Coram called Zimmerman’s decision “noble,” adding that “to split the vote would not be beneficial for rural Colorado.”
Zimmerman said she ran because she considers Boebert and the “core” of the Republican Party to be disconnected from reality for promoting the conspiracy theory QAnon and questioning the validity of the 2020 presidential election.
“It’s just gotten to such a horrible, hateful point,” Zimmerman said. “But it’s only that core. … I’ve been crisscrossing the district for the last year. I have talked to a lot of really good Republicans who are just as fed up with all of this as I am.”
Three Democratic challengers remain in the race after Democrat Scott Yates withdrew his petition to appear on the June primary ballot on Monday.
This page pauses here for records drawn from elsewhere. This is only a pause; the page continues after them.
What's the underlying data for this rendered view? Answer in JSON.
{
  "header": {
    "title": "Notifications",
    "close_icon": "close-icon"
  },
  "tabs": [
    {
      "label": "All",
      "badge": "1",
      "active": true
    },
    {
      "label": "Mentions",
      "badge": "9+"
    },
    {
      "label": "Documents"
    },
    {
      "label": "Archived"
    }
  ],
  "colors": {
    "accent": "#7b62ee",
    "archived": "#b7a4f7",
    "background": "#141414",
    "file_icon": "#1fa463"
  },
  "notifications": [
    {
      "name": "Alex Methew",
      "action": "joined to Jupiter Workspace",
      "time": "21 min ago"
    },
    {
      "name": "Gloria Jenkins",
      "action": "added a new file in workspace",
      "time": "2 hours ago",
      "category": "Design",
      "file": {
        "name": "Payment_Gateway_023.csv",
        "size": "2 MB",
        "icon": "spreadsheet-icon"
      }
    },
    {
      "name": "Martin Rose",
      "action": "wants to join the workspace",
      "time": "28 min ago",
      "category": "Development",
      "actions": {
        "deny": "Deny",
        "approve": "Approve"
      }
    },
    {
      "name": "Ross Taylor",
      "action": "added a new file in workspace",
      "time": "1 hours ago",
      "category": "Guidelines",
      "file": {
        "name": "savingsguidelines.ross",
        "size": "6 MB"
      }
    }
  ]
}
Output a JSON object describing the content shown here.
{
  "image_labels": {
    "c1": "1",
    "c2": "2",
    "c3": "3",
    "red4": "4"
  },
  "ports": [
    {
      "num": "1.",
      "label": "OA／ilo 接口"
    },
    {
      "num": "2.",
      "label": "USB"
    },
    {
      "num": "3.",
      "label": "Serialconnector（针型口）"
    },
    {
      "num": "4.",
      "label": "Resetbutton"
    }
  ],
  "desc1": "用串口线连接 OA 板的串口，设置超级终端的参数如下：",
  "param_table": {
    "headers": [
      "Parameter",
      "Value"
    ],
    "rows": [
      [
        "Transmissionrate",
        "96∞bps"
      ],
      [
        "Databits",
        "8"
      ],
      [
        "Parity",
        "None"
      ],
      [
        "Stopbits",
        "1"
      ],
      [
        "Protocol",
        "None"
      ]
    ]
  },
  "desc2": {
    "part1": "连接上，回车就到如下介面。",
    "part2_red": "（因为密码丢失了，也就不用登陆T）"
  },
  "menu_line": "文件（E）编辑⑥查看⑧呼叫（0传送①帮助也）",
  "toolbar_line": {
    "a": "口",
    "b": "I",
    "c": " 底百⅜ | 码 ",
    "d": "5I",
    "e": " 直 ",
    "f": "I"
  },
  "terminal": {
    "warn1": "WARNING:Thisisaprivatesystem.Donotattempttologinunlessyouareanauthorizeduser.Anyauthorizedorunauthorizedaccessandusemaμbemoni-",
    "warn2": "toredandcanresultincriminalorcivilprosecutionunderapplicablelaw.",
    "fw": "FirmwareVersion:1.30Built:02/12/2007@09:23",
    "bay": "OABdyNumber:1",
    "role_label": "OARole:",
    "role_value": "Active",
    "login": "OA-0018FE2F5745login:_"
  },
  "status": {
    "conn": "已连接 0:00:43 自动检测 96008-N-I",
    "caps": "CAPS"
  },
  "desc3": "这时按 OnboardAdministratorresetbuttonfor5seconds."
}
Yates told the Herald he withdrew his petition after he didn’t meet the 1,500 signature threshold. Yates submitted more than 1,900 signatures but hundreds were deemed invalid, he said. He decided to withdraw rather than challenge the signatures in court because he didn’t want to “look like the guy who sued to get on.”
Yates made eliminating daylight saving time his signature campaign issue in an effort to unite people rather than divide, he said.
“The politics industry views (outrage) as the only way to run a race and so I was outside of that process,” he said. “It was harder to raise money, it was harder to get anybody’s attention, people kind of didn’t take me seriously.”
Democrats likely face an uphill battle to beat a Republican candidate for CD3, having lost the last six elections. Sol Sandoval, the Democratic fundraising front-runner, has argued that her campaign will prevail by engaging Latino communities and unaffiliated voters “who otherwise may not feel this race speaks to them.”